Im dziwniejsza fabuła, tym większe prawdopodobieństwo, że nie powiela się pomysłów innych twórców – z tego założenia wychodzi zapewne Warren Ellis. „Desolation Jones” jest jednym z najlepszych dowodów na to, że właśnie tak może brzmieć artystyczne credo brytyjskiego scenarzysty.

Na komiks wpadłem przypadkiem, przeglądając okładki Ellisowych komiksów zrobionych dla wydawnictwa Wildstorm. Zaciekawiła mnie wychudzona twarz mężczyzny z czymś wyglądającym jak maska gazowa zsuniętym na szyję. Jak się później dowiedziałem, to tytułowy Jones, Michael Jones, były agent MI6, którego wydalono za to, co – o dziwo – nigdy nie przeszkadzało w pracy Bondowi, czyli skłonność do mocnych trunków. Jego życie się zmieniło, kiedy zgodził się wziąć udział w tajnym eksperymencie, zwanym Testem Dezolacji.
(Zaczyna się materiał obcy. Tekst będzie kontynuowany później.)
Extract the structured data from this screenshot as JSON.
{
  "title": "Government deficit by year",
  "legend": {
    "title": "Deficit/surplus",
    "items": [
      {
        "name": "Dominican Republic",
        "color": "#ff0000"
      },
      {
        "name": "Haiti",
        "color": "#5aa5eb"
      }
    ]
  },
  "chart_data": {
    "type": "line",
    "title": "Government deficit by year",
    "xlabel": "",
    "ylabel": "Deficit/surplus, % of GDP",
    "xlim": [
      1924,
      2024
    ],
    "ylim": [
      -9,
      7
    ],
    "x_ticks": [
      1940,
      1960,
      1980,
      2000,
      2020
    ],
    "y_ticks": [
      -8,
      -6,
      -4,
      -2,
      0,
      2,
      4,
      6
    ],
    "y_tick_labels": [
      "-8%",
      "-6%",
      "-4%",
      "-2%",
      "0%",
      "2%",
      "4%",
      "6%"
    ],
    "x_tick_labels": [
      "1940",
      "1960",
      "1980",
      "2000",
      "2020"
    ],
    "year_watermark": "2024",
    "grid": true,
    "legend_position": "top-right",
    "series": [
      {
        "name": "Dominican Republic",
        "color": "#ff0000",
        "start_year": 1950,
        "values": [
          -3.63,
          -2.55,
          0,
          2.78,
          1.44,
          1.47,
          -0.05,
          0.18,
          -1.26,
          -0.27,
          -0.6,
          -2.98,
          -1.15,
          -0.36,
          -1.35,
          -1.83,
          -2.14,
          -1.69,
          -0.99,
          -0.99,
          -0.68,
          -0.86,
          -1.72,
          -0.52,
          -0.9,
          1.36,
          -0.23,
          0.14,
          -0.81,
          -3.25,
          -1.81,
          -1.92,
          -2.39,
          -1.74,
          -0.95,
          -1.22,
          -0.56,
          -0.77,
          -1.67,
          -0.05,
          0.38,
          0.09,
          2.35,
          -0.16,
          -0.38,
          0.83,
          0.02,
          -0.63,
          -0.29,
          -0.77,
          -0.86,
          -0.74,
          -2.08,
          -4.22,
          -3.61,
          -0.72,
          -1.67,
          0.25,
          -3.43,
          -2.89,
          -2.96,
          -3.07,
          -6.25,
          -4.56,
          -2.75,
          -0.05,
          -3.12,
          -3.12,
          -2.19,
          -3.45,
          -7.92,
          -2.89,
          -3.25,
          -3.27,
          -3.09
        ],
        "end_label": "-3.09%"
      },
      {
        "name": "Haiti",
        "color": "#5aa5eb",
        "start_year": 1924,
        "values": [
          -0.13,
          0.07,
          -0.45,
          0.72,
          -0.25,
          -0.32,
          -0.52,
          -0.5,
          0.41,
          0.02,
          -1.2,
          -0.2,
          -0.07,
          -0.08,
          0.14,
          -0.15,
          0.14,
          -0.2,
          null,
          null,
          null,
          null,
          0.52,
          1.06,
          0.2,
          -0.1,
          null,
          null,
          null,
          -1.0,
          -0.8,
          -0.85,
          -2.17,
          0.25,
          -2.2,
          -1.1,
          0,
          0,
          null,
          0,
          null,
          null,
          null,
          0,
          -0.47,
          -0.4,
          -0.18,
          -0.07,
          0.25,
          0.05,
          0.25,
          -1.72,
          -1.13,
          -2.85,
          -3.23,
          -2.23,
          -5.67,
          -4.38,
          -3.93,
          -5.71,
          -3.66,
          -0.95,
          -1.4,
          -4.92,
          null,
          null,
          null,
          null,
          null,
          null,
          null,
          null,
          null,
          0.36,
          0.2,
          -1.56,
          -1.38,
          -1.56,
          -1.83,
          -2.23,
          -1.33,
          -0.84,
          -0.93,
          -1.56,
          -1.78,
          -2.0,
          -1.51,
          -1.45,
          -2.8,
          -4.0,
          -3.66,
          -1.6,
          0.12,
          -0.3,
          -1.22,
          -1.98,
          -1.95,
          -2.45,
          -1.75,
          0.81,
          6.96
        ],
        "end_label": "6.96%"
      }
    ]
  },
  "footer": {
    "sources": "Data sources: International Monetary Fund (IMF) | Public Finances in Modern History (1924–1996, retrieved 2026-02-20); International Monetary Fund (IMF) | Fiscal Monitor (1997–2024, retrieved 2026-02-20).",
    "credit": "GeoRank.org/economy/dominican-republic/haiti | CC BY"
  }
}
To nie żaden superbohaterski origin mający zmutować Cienkiego Bolka w Kapitana Amerykę, ale coś o wiele straszniejszego. Tak strasznego, że twórca komiksu dawkuje informacje, a czytelnik widzi jedynie efekty eksperymentu. Kilka lat po tych wydarzeniach Jones jest więc chudym, bladym, nadwrażliwym na promienie słoneczne narkomanem (cóż, chyba jedynym pozytywem Testu Dezolacji jest brak tolerancji na alkohol, bohater nadrabia jednak prochami). I detektywem. Tak, to dobra kolejność – narkoman, detektyw. Z czasem okazuje się, że Jones przeszedł również psychiczną przemianę: nie boi się śmierci, miewa halucynacje, ma gdzieś swój los, a obsesyjne myślenie o powierzonych mu sprawach sprawia, że zyskuję renomę jako śledczy. Ale to nie koniec dziwności, gdyż w pierwszym tomie zebranych historii o Jonesie pt. „Made in England” tło kryminalne sprawia, że nazwiemy komiks Ellisa przynajmniej nietypowym, jeśli nie całkowicie pokręconym. Bohaterowi przyjdzie poszukać skradzionej kasety porno samego… Adolfa Hitlera! Oczywiście wszystko ma drugie, a nawet trzecie dno i kilka litrów krwi zabrudzi chodniki, zanim Michael uzna sprawę za zamkniętą, jak to bywa w „noiropodobnych” kryminałkach. Niezgorzej prezentuje się fabuła kolejnej opowieści, niestety wstrzymanej przez Ellisa w 2007 roku (choć autor w wielu wywiadach wspominał, że seria wcale nie umarła, jednak ostatnio jakoś o kontynuacji cicho): tym razem sprawa dotyczy kręcenia biografii kultowego pisarza SF, P.K. Dicka, która powiązana jest z pewnym morderstwem. Dziwność goni dziwność, ale nie nazwałbym „Desolation Jones” komiksem surrealistycznym. Czuć pewne inspiracje – Ellis może i chciał zrobić mroczną historię z antybohaterem, coś na wzór „Hellblazera”, na szczęście wolał nawiązywać do stylistyki technoir, a nie okultyzmu i demonologii. Wszelkie niebezpieczeństwa grożące Jonesowi są realne, nieco wyolbrzymione i zbliżające się do groteski, ale ciągle realne.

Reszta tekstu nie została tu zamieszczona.